Falando em Haruko, ela faz o que pode, e é de fato o único motivo de eu ter conseguido terminar essa história. Claro que ela, como uma força da natureza, um símbolo de liberdade, precisa de um contraste para funcionar. Infelizmente ninguém chega sequer próximo do contraste feito na primeira temporada.

Mas a produção não se contentou com uma personagem exótica lutando com guitarra, e introduziu a Jinyu, uma personagem que nem a grandiosa Miyuki Sawashiro (Fujiko Mine, Celty) conseguiu tirar algo. Ela devia ser um contraste, uma parte mais insegura da Haruko, mas é exatamente pra isso que devia servir a protagonista.

No entanto essa é a estratégia de Progressive. Não deixar o roteiro com o menor número de personagens e trabalhar, mesmo que um pouco, todos eles. Mas sim colocar um elenco inchado, do qual se cortássemos metade, não haveria qualquer perda.

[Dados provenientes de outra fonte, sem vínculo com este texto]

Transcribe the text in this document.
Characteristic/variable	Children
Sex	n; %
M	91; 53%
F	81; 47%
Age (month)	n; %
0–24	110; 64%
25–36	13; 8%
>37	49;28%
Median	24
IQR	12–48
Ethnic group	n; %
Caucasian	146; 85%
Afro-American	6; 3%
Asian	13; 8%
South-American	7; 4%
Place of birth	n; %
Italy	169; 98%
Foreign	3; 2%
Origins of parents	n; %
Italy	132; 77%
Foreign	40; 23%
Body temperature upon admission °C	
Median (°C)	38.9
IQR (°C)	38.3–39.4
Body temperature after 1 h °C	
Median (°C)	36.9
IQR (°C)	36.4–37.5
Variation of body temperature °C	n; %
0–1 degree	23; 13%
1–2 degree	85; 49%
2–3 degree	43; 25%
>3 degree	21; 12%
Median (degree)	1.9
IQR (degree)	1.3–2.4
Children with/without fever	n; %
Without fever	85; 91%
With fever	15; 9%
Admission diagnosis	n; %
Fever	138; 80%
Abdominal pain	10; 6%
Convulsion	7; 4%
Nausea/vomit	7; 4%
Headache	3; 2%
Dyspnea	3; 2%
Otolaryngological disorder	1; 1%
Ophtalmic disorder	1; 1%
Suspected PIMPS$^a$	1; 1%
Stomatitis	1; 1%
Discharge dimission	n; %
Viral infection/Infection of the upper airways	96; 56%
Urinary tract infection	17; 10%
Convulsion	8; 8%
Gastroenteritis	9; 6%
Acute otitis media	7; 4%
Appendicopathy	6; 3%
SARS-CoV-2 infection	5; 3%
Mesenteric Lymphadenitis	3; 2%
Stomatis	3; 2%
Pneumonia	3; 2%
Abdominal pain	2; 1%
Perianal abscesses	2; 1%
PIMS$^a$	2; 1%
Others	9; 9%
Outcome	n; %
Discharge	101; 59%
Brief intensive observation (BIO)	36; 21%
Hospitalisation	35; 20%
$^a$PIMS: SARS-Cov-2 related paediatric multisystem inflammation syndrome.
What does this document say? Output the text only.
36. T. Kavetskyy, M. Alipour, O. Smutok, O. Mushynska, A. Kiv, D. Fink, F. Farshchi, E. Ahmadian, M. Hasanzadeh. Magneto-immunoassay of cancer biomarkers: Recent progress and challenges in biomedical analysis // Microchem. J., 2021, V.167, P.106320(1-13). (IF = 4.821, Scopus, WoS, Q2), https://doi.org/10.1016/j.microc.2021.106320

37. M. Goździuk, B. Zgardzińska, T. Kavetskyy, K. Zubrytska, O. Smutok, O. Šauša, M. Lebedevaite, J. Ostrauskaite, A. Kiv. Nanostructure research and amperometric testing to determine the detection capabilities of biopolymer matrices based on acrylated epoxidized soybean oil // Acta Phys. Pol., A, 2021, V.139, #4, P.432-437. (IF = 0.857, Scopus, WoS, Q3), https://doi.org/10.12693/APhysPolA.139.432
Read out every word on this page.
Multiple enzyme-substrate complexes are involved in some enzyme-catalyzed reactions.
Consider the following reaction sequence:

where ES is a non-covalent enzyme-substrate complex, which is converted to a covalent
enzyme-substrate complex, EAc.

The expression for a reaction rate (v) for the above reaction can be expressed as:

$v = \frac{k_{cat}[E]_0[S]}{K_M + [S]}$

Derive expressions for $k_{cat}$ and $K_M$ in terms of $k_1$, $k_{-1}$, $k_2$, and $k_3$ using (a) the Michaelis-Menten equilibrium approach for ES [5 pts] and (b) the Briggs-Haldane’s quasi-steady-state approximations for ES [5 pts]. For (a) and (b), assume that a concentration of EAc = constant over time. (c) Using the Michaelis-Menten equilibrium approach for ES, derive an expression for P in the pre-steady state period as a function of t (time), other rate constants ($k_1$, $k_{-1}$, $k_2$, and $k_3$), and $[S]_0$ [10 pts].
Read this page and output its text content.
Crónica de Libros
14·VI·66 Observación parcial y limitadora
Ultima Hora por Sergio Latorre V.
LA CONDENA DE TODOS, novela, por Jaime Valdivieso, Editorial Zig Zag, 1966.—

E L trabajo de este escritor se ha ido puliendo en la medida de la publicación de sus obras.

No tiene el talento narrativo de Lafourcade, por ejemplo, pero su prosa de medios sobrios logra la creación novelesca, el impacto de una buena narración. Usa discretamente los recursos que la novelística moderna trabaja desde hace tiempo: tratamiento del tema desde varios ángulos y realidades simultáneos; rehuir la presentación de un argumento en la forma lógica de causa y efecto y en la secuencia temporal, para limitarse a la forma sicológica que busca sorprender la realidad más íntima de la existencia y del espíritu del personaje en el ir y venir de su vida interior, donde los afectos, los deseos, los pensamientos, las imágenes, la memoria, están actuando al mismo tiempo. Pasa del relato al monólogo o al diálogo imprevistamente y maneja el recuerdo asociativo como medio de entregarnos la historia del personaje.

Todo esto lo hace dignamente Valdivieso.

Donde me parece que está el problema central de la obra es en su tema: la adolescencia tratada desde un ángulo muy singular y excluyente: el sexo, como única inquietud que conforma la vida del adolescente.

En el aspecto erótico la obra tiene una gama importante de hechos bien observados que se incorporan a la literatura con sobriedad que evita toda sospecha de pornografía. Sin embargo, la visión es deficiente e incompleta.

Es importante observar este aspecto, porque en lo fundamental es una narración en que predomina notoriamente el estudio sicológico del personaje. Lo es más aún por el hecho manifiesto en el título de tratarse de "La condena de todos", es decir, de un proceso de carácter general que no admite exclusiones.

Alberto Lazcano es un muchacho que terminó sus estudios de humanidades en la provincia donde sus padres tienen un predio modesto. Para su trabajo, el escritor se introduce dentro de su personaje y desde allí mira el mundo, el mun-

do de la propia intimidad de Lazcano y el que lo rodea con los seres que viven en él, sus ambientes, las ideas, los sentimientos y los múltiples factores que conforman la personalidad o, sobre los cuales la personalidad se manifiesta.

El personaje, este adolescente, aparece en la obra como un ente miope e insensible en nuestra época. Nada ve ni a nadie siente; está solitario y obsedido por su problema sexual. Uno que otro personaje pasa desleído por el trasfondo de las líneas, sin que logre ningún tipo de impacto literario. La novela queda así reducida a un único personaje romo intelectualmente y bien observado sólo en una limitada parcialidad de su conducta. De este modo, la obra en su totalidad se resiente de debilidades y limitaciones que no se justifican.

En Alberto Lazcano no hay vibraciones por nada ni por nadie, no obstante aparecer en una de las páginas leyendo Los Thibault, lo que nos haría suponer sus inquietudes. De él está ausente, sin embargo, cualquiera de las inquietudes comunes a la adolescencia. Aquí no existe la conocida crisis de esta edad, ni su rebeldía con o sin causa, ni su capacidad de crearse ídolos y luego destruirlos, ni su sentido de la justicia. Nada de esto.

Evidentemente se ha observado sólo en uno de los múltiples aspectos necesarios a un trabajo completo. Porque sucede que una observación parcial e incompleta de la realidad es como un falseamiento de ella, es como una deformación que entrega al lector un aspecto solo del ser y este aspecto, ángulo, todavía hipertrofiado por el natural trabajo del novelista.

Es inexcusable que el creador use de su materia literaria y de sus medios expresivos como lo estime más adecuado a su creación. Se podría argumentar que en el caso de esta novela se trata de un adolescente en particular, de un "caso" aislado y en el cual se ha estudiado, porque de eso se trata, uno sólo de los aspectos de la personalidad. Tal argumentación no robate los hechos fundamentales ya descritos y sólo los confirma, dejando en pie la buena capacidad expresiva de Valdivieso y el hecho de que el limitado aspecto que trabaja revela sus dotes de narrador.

E digo isso mesmo ciente que a melhor personagem nova, Aiko, é única e exclusivamente gordura. Ela teria dado uma boa protagonista, tem uma personalidade interessante, faz coisas, quer coisas, mas talvez isso fosse pedir demais de Progressive.

Visualmente genérico

Pergunte para qualquer pessoa que goste de FLCL, qualquer uma, qual os pontos mais fortes do original. Chances altíssimas são de citarem a estética. FLCL é lindo, não só no quesito de fluidez de animação, mas em enquadramento e composição.
Já o Progressive é, em sua maior parte, um anime qualquer. Uma colorização pastel esquecível, uma coreografia pobre de combate, com golpes sem peso, e uns robôs absolutamente genéricos. Sério, nenhum dos robôs é sequer minimamente memorável, ao ponto que retornam com o Canti no final para consagrar a derrota.

Mas tudo isso muda no episódio 5. O episódio 5 é o que deveria ser Progressive, pelo menos visualmente e em direção, ousado, experimental, com um coração. Foi quase como se eu olhasse por uma janela para um mundo paralelo onde a equipe original decidiu fazer uma sequência. O traço é mais agressivo, as cores mais vivas, as piadas com punchlines funcionais. 

Ele experimentou com diferentes estilos visuais, os golpes tem peso. Em resumo, pegue o quinto episódio de Progressive, assista, e jogue o resto fora. Realmente me fez colocar o diretor, Suezawa Kei no radar. Inclusive todas as imagens do texto são do episódio 5.

Outro ponto que ousa um pouco mais são as sessões de sonho/visão do futuro, que bizarramente tem pouca ou nenhuma função para o roteiro além de um foreshadowing da “segunda personalidade” da protagonista. E quem dera isso fosse a única coisa inútil do roteiro.

Soft Remake

A pior parte do Progressive é querer desesperadamente ser o FLCL original. O roteiro é um remix do original, só que pior. Os personagens são todos remixes, só que com posições trocadas (e piores). Progressive não consegue se encontrar nem enquanto homenagem, nem quando uma coisa em si.

E essa é a pior parte, nessa patinação toda acaba não entregando coisa nenhuma. Acaba sendo tedioso, enfadonho, descartável. Seus personagens não tem espaço para brilhar, por ficarem a sombra do elenco antigo. Sua mensagem fica enroscada no meio, pela cacofonia de um milhão de elementos que estão lá só sobre a referência.

No final Progressive olhou tanto para trás, que esqueceu de ouvir sua própria mensagem, e seguir em frente.